Signed-Prompt: A New Approach to Prevent Prompt Injection Attacks Against LLM-Integrated Applications
This addresses security threats for AI applications using LLMs, representing a novel method for a known bottleneck rather than an incremental improvement.
The paper tackled prompt injection attacks in LLM-integrated applications by introducing the Signed-Prompt method, which involves signing sensitive instructions to enable LLMs to discern trusted sources, and experiments showed substantial resistance to various attack types.
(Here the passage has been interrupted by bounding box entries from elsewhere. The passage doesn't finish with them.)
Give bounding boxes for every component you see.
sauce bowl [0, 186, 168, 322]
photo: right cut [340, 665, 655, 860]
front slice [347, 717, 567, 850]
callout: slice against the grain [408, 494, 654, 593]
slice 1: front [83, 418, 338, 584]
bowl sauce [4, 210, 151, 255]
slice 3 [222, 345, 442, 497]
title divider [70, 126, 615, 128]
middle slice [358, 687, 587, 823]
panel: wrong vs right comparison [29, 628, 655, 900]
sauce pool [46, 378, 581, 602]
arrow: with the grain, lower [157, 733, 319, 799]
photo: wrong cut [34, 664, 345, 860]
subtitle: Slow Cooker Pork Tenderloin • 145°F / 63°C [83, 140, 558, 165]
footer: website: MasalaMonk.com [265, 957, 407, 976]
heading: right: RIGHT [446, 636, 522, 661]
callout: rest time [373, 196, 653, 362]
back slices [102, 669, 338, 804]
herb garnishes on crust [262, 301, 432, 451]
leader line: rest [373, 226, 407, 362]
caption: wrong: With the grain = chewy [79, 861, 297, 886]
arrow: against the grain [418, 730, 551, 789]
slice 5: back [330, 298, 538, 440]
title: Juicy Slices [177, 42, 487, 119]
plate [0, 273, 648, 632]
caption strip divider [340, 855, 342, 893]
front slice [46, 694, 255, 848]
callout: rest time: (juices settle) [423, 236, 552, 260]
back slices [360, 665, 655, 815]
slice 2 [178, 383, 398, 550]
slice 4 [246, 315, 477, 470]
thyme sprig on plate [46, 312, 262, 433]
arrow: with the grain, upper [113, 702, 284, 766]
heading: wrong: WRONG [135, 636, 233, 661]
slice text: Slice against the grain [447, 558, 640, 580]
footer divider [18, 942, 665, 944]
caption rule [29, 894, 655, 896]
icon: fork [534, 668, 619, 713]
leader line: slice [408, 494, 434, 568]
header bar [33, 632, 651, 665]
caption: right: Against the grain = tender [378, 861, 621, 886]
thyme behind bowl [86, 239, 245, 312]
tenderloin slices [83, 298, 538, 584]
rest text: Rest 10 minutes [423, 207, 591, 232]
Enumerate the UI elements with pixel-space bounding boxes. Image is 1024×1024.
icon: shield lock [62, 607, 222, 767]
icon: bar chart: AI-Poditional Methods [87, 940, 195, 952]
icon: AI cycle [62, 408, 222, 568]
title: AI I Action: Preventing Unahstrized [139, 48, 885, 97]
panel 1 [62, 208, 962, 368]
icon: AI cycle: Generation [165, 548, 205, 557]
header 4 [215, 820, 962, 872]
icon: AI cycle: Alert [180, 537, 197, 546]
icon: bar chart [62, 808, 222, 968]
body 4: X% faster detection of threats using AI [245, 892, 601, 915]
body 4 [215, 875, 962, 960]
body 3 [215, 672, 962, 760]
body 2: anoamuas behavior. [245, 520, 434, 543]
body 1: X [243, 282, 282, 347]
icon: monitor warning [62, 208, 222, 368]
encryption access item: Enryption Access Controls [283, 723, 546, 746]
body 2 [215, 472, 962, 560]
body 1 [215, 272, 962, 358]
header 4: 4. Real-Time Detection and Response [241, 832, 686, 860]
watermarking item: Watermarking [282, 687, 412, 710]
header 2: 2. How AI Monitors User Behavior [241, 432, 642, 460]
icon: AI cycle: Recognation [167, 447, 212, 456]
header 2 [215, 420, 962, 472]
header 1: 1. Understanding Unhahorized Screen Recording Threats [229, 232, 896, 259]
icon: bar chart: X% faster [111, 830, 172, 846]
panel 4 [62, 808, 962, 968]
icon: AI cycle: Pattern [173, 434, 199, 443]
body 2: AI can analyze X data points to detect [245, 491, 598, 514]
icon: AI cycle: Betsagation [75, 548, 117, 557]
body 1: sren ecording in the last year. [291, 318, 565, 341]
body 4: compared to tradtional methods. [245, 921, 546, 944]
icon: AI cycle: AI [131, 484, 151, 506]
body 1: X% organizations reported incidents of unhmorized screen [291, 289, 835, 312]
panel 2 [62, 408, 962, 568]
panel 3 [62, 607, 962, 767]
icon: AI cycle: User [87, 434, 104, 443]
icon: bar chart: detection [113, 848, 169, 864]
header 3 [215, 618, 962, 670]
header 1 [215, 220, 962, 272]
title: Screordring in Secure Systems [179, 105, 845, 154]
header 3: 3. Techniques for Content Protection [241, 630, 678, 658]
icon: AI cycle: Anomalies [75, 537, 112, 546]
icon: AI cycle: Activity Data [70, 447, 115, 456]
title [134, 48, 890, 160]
The critical challenge of prompt injection attacks in Large Language Models (LLMs) integrated applications, a growing concern in the Artificial Intelligence (AI) field. Such attacks, which manipulate LLMs through natural language inputs, pose a significant threat to the security of these applications. Traditional defense strategies, including output and input filtering, as well as delimiter use, have proven inadequate. This paper introduces the 'Signed-Prompt' method as a novel solution. The study involves signing sensitive instructions within command segments by authorized users, enabling the LLM to discern trusted instruction sources. The paper presents a comprehensive analysis of prompt injection attack patterns, followed by a detailed explanation of the Signed-Prompt concept, including its basic architecture and implementation through both prompt engineering and fine-tuning of LLMs. Experiments demonstrate the effectiveness of the Signed-Prompt method, showing substantial resistance to various types of prompt injection attacks, thus validating its potential as a robust defense strategy in AI security.